Last January, Andrew Klaber ’09 was invited to Davos, Switzerland, to participate in the World Economic Forum with the world’s elite business, political and intellectual leaders. In a panel discussion about innovations in leadership, Klaber brought his message of social entrepreneurship to the world stage.
“Throughout history, the model has been to learn, earn and then return,” Klaber said. “People in our generation want to do these things simultaneously—they want to learn while they are earning and give back at the same time, because they want to feel that sense of mission.”
As an undergraduate at Yale, Klaber began trying to figure out how to balance those three goals in his own life. While spending his sophomore summer in Chiang Mai, Thailand, he was shocked by the prevalence of the sex trade. Since a young girl in Thailand can make 20 times more money as a sex worker than she can working in a rice field, poor or orphaned girls often drop out of school and become prostitutes to support family members. Worse, Klaber learned, the young girls he saw walking hand in hand on the streets with “farang,” or Westerners, had often been affected by HIV/AIDS.
Klaber decided to create a scholarship program that would subsidize the cost of sending children made vulnerable by HIV/AIDS to school. Today, that program, Orphans Against AIDS, supports 350 children in seven countries in Asia and Africa every year throughout their primary and secondary educations.

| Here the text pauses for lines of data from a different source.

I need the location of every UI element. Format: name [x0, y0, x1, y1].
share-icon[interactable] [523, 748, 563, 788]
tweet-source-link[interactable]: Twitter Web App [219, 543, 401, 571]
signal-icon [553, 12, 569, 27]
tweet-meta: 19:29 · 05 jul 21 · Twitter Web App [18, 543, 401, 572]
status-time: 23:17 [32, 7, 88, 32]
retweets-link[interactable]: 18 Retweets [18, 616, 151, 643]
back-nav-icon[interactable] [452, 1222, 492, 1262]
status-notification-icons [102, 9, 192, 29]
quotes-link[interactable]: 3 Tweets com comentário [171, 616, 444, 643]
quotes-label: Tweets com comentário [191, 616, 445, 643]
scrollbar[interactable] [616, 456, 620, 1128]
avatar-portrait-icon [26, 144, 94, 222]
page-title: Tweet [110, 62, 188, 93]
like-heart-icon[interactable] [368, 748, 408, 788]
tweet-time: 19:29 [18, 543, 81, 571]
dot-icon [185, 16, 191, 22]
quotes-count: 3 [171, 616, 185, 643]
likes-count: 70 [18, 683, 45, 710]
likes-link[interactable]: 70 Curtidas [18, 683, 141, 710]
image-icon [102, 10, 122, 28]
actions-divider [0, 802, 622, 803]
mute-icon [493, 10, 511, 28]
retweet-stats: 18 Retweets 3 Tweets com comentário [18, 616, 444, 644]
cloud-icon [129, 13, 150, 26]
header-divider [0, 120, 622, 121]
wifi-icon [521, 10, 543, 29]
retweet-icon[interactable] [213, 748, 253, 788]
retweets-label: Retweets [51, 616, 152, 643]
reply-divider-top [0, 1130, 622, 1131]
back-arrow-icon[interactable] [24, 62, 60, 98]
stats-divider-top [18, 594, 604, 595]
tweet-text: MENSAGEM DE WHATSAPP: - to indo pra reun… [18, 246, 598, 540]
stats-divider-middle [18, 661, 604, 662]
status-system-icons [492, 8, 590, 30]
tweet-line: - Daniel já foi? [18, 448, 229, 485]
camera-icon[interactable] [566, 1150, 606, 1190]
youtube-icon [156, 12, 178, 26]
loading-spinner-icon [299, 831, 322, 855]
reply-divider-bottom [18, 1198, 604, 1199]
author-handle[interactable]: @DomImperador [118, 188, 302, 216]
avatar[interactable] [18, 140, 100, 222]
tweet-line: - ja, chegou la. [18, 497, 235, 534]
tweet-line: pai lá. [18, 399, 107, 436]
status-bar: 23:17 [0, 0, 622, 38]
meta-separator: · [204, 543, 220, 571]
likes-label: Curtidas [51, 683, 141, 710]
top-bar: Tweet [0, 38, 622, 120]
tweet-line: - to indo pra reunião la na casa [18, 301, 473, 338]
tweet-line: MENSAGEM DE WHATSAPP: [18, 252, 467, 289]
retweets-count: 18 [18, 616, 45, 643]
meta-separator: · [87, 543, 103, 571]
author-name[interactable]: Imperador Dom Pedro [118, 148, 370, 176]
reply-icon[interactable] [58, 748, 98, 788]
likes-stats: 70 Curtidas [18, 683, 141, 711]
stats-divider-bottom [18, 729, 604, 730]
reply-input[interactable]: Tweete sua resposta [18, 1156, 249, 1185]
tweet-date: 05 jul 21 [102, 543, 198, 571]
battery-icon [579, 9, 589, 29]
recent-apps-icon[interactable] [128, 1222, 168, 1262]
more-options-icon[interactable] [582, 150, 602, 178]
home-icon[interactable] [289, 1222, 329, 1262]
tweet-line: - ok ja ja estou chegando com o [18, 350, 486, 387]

Klaber, a Chicago-area native who earned a master’s in financial economics at Oxford and is currently a joint J.D./M.B.A. candidate at Harvard, envisions a career that connects nonprofit organizations with for-profit businesses—a practice he has already begun to explore with Orphans Against AIDS. He has worked with businesses—including Pfizer, Google and Goldman Sachs—to raise the capital necessary to support his organization. And he’s partnered with Tanda Zulu to sell jewelry made by South African women who have been affected by HIV/AIDS, with all profits supporting Orphans Against AIDS.
Klaber also works with volunteers—many of whom are fellow students or others working “day jobs” in the private sector—to raise money in the U.S. and find partner organizations in Asia and Africa that work locally to identify and support affected children. He sees this model as one of the organization’s strengths, and he hopes the firsthand development experience will put his peers in a position to continue sustaining nonprofits throughout their careers.
“It’s kind of a three-pronged mission,” Klaber said. “We want to send these children to school, we want to support and build the capacity of the partners whom we work with on the ground, and third, we want to act as an incubator … for young social entrepreneurs.”
Even though Cambridge seems a world away from Chiang Mai, envisioning the faces of the children who have the opportunity to go to school for the first time is what keeps Klaber committed. “One of the beliefs I have … is people generally rise or fall to the level of expectations that you have for them. Even a 6-year-old can sense when somebody believes in her.”